Après Alexis, fils de Michel, tout retomba dans la confusion. Il laissait de son premier mariage deux princes et six princesses. L’aîné, Fœdor, monta sur le trône, âgé de quinze ans[2] ; prince d’un tempérament faible et valétudinaire, mais d’un mérite qui ne tenait pas de la faiblesse de son corps. Alexis, son père, l’avait fait reconnaître pour son successeur un an auparavant. C’est ainsi qu’en usèrent les rois de France depuis Hugues Capet jusqu’à Louis le Jeune, et tant d’autres souverains.

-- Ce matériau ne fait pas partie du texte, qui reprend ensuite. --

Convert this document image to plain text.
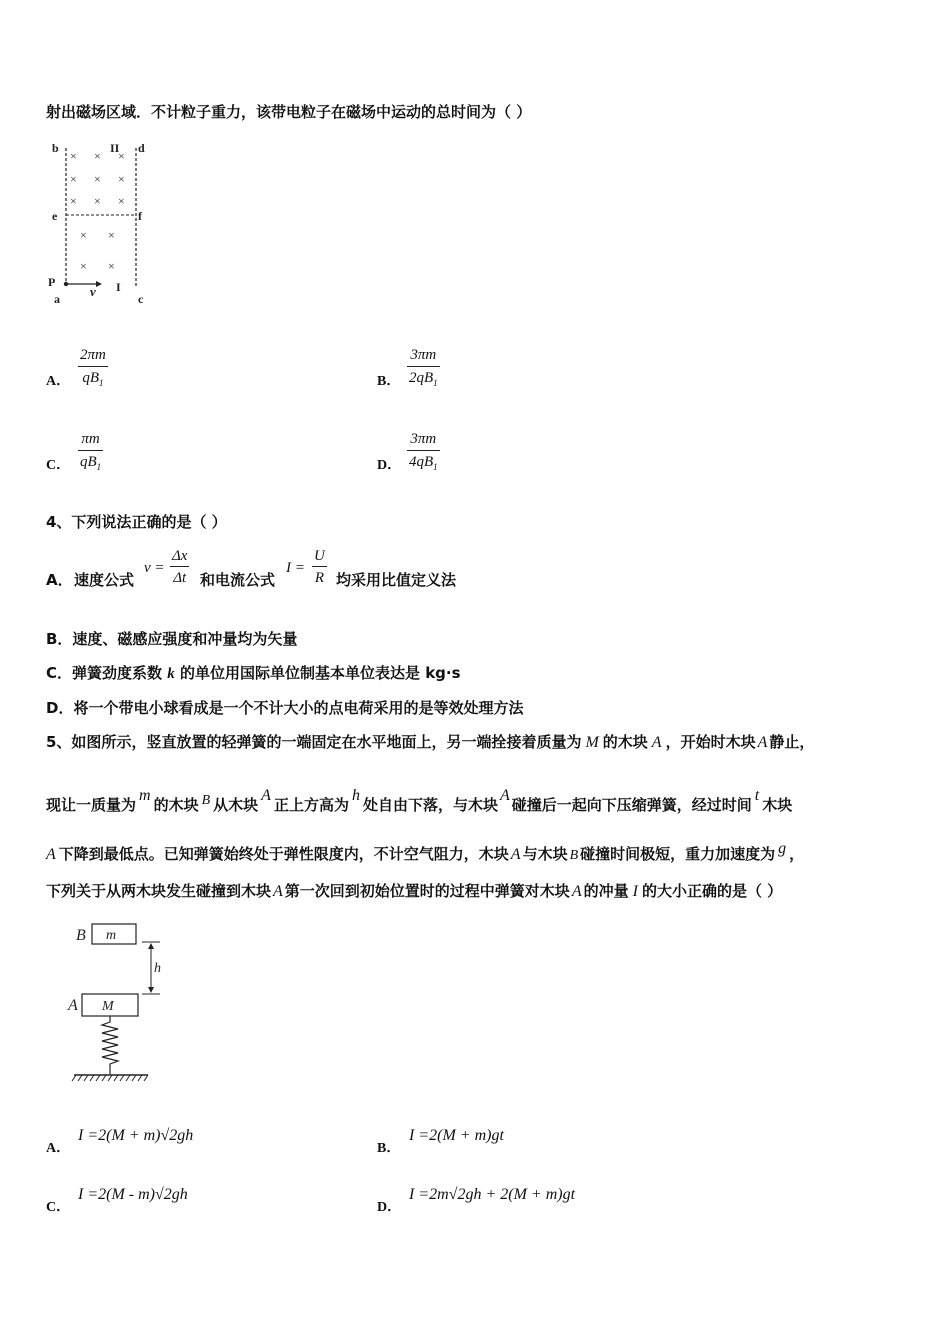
射出磁场区域．不计粒子重力，该带电粒子在磁场中运动的总时间为（ ）
× × ×
× × ×
× × ×
× ×
× ×
b	II d
e	f
P
a
I
c
v
A． $\frac{2\pi m}{qB_1}$	B． $\frac{3\pi m}{2qB_1}$
C． $\frac{\pi m}{qB_1}$	D． $\frac{3\pi m}{4qB_1}$
4、下列说法正确的是（ ）
A． 速度公式
$v = \frac{\Delta x}{\Delta t}$ 和电流公式
$I = \frac{U}{R}$ 均采用比值定义法
B．速度、磁感应强度和冲量均为矢量
C．弹簧劲度系数 k 的单位用国际单位制基本单位表达是 kg·s
D．将一个带电小球看成是一个不计大小的点电荷采用的是等效处理方法
5、如图所示，竖直放置的轻弹簧的一端固定在水平地面上，另一端拴接着质量为 M 的木块 A ，开始时木块 A 静止，
现让一质量为m的木块 B 从木块A正上方高为h处自由下落，与木块A碰撞后一起向下压缩弹簧，经过时间t木块
A 下降到最低点。已知弹簧始终处于弹性限度内，不计空气阻力，木块 A 与木块 B 碰撞时间极短，重力加速度为 g ，
下列关于从两木块发生碰撞到木块 A 第一次回到初始位置时的过程中弹簧对木块 A 的冲量 I 的大小正确的是（ ）
B m
h
A M
A．
I =2(M + m)√2gh
B．
I =2(M + m)gt
C．
I =2(M - m)√2gh
D．
I =2m√2gh + 2(M + m)gt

Le second des fils d’Alexis était Ivan ou Jean, encore plus maltraité par la nature que son frère Fœdor, presque privé de la vue et de la parole, ainsi que de santé, et attaqué souvent de convulsions. Des six filles nées de ce premier mariage, la seule célèbre en Europe fut la princesse Sophie, distinguée par les talents de son esprit, mais malheureusement plus connue encore par le mal qu’elle voulut faire à Pierre le Grand.

Alexis, de son second mariage avec une autre de ses sujettes, fille du boïard Nariskin, laissa Pierre et la princesse Nathalie. Pierre, né le 30 mai 1672, et suivant le nouveau style, 10 juin, avait à peine quatre ans et demi quand il perdit son père. On n’aimait pas les enfants d’un second lit, et on ne s’attendait pas qu’il dût un jour régner.

L’esprit de la famille de Romano fut toujours de policer l’État ; tel fut encore le caractère de Fœdor. Nous avons déjà remarqué[3], en parlant de Moscou, qu’il encouragea les citoyens à bâtir plusieurs maisons de pierre. Il agrandit cette capitale ; on lui doit

  1. En 1676.
  2. 1677. (Note de Voltaire.)
  3. Page 402.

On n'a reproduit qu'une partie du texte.